Once again the poverty was eye-opening, as were signs reminding visitors to leave their weapons outside. Our tour was invited inside one of the squatter huts to meet "Grandma" a local institution. She was warm and inviting.  However, I must admit that I cringe now at the photo I took inside her home. It reeks of unsavoury voyeur tourism, even though each of us visiting gave her a small donation.


The tour of Pretoria was rather truncated. We briefly stopped to tour Paul Kruger House and experience a view over the city from Parliament Hill. Although to be honest, the city's most memorable aspect was its Jacaranda trees. They were in full bloom everywhere you looked.


Chaos was reigning when I arrived at the airport that night. I was scheduled to fly with South African Airways. However, all of its flights were grounded thanks to industrial action. Momentary panic set in as I’d left myself one day to get to Kitzbuhel for my brother’s wedding on 16 October. I was scheduled to land in Frankfurt on 15 October, then catch a train to Wörgl where my brother had offered to collect me. Fortunately, the airline transferred me onto a Lufthansa flight. As a result, I flew out only a few hours later than originally scheduled.

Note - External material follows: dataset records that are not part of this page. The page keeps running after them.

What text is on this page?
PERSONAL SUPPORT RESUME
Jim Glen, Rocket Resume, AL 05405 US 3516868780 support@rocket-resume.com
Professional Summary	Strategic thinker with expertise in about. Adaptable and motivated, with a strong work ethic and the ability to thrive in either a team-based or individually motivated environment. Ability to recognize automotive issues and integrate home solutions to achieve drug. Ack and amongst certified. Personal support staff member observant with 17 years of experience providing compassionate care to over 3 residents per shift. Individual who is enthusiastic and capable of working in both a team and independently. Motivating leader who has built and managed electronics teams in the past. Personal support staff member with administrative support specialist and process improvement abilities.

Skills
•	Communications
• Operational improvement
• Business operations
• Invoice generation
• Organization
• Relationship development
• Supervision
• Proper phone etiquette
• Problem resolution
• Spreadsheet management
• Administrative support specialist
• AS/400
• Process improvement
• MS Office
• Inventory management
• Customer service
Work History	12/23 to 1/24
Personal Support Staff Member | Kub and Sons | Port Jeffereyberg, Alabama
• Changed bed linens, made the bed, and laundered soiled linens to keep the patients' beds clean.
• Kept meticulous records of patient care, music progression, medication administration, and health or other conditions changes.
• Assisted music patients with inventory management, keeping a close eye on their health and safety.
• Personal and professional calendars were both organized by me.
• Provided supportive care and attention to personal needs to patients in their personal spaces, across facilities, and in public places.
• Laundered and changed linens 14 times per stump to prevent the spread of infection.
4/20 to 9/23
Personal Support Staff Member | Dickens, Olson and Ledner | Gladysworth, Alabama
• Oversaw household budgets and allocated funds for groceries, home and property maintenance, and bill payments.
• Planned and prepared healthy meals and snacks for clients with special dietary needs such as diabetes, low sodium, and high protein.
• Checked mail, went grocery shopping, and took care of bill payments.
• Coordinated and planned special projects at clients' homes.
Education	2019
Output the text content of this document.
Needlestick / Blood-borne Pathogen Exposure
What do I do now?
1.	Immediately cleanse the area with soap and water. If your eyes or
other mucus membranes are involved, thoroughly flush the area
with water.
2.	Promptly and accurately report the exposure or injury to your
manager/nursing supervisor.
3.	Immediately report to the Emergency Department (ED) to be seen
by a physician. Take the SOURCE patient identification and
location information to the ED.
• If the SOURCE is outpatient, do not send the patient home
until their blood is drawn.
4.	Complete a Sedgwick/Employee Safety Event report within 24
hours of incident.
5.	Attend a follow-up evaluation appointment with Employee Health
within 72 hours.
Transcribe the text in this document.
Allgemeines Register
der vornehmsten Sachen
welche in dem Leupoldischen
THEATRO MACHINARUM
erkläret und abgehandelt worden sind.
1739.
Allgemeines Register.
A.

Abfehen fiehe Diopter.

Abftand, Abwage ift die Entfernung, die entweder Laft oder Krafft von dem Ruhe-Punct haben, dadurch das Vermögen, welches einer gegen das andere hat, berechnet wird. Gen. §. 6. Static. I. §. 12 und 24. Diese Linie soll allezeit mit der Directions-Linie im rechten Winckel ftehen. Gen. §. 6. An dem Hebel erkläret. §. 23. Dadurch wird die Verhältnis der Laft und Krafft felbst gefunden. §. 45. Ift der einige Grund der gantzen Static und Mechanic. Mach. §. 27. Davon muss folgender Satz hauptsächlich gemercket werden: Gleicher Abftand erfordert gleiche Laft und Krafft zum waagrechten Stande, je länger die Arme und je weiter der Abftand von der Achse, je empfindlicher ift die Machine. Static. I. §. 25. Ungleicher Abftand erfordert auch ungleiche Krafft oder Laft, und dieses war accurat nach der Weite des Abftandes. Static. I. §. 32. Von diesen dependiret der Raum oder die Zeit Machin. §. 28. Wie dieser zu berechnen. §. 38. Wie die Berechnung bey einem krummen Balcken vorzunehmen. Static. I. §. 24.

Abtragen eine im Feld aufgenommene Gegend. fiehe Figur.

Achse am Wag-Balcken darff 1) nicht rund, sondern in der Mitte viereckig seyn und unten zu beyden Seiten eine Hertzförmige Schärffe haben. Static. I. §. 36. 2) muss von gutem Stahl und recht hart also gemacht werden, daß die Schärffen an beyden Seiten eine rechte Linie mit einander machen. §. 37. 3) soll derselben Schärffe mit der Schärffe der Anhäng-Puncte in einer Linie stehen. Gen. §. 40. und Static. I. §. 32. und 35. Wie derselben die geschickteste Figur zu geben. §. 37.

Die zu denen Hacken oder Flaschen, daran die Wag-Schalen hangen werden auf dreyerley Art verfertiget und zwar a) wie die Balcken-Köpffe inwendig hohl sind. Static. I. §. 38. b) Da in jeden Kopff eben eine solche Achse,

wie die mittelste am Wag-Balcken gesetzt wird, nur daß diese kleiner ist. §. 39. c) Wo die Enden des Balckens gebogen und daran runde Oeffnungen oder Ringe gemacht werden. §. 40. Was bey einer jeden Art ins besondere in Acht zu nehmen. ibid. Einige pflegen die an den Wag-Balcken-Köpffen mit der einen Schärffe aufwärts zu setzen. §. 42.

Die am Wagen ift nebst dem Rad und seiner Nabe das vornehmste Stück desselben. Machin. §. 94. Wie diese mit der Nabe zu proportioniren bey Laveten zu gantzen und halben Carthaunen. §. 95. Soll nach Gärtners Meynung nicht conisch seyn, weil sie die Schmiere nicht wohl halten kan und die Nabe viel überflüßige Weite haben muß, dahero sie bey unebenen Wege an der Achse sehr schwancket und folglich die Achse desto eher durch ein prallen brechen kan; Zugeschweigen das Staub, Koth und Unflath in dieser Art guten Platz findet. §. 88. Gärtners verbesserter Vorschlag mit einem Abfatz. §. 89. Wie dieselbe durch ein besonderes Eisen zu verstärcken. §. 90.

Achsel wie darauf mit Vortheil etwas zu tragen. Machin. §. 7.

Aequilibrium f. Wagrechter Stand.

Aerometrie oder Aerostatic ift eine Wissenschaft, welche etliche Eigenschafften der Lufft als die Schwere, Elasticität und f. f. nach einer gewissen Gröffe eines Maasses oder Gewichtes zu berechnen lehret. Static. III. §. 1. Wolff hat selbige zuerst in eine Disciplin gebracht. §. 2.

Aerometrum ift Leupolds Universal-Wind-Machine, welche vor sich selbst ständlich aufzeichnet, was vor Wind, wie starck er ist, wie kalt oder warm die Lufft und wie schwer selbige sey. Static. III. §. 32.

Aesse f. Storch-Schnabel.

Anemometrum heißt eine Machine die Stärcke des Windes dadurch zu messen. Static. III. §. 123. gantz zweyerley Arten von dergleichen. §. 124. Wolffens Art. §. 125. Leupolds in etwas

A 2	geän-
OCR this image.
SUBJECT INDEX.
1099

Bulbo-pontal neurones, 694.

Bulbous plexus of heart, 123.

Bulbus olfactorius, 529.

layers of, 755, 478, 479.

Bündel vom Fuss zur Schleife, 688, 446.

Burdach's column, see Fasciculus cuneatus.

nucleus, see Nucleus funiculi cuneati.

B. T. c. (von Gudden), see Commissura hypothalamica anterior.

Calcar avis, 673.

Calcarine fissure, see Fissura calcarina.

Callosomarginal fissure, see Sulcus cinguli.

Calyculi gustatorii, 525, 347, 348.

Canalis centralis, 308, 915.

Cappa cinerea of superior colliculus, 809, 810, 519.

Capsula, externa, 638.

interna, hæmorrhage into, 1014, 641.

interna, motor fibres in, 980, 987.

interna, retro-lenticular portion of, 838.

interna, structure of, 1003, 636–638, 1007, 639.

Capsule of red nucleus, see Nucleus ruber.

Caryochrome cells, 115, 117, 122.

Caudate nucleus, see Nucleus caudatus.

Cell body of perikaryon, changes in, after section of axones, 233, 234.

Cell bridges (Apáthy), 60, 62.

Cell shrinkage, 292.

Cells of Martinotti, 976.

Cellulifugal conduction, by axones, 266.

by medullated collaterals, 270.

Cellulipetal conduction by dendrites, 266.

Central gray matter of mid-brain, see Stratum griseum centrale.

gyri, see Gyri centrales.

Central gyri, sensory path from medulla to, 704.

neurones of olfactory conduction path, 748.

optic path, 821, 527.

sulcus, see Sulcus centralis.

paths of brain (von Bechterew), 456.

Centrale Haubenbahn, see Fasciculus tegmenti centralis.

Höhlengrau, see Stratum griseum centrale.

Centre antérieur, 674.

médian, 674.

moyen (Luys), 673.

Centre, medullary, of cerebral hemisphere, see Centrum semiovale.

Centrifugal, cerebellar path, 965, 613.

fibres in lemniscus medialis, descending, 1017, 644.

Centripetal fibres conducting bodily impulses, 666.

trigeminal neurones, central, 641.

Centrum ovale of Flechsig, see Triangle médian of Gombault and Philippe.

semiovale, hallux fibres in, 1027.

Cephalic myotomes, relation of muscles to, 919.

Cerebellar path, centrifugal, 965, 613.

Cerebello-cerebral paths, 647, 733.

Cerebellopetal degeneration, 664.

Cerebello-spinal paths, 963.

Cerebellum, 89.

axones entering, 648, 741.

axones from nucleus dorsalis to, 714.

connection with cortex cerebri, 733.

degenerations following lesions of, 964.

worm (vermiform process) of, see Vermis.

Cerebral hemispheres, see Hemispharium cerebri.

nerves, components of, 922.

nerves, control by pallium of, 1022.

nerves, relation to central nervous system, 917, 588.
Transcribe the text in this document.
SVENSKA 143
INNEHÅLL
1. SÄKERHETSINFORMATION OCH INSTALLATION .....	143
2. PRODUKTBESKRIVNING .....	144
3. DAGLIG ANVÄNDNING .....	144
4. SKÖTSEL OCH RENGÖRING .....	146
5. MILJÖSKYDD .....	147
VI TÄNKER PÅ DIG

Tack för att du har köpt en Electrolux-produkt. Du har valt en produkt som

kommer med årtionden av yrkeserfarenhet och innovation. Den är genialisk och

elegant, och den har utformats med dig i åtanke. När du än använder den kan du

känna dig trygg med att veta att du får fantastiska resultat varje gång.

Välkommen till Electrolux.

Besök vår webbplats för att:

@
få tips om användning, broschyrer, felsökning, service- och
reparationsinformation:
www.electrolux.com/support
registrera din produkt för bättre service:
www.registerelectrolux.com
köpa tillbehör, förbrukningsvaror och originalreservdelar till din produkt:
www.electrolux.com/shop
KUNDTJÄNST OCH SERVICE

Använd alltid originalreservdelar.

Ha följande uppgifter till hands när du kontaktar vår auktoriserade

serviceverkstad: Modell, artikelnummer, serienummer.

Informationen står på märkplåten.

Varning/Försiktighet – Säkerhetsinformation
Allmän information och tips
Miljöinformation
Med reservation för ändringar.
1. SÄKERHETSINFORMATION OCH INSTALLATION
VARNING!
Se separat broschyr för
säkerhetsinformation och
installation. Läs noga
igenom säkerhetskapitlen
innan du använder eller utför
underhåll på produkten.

I recall two things about this flight. First, I flew a 747 Combi. This unique 747 configuration has its front half decked out for passengers while the rear is configured to carry freight. A false wall separates the two zones, making for a relatively compact passenger cabin. Furthermore, thanks to the strike, there wasn’t an empty seat to be found onboard my flight.

The second recollection involves our takeoff from Johannesburg. Thanks to the airport’s relatively high altitude, our fully laden aircraft used the full length of the airport’s extended runway to climb into the air. OR Tambo International Airport sits 1700 metres above sea level. As a result, the air is thinner, and often made more so by the unrelenting heat of the day. To overcome this issue, its runways are longer than most other airports. The longest is an astonishing 4400 metres long.


One final memory to close this post. Shortly before flying out of Sydney, my hairdresser had talked me into bleaching my hair. As a result, I flew out as a bottle blonde. However, the unrelenting African sun played havoc with its colour. By the time I arrived in Kitzbuhel, my hair had morphed into an oddly orange hue. It would be fair to say my hair was the talk of my brother’s wedding.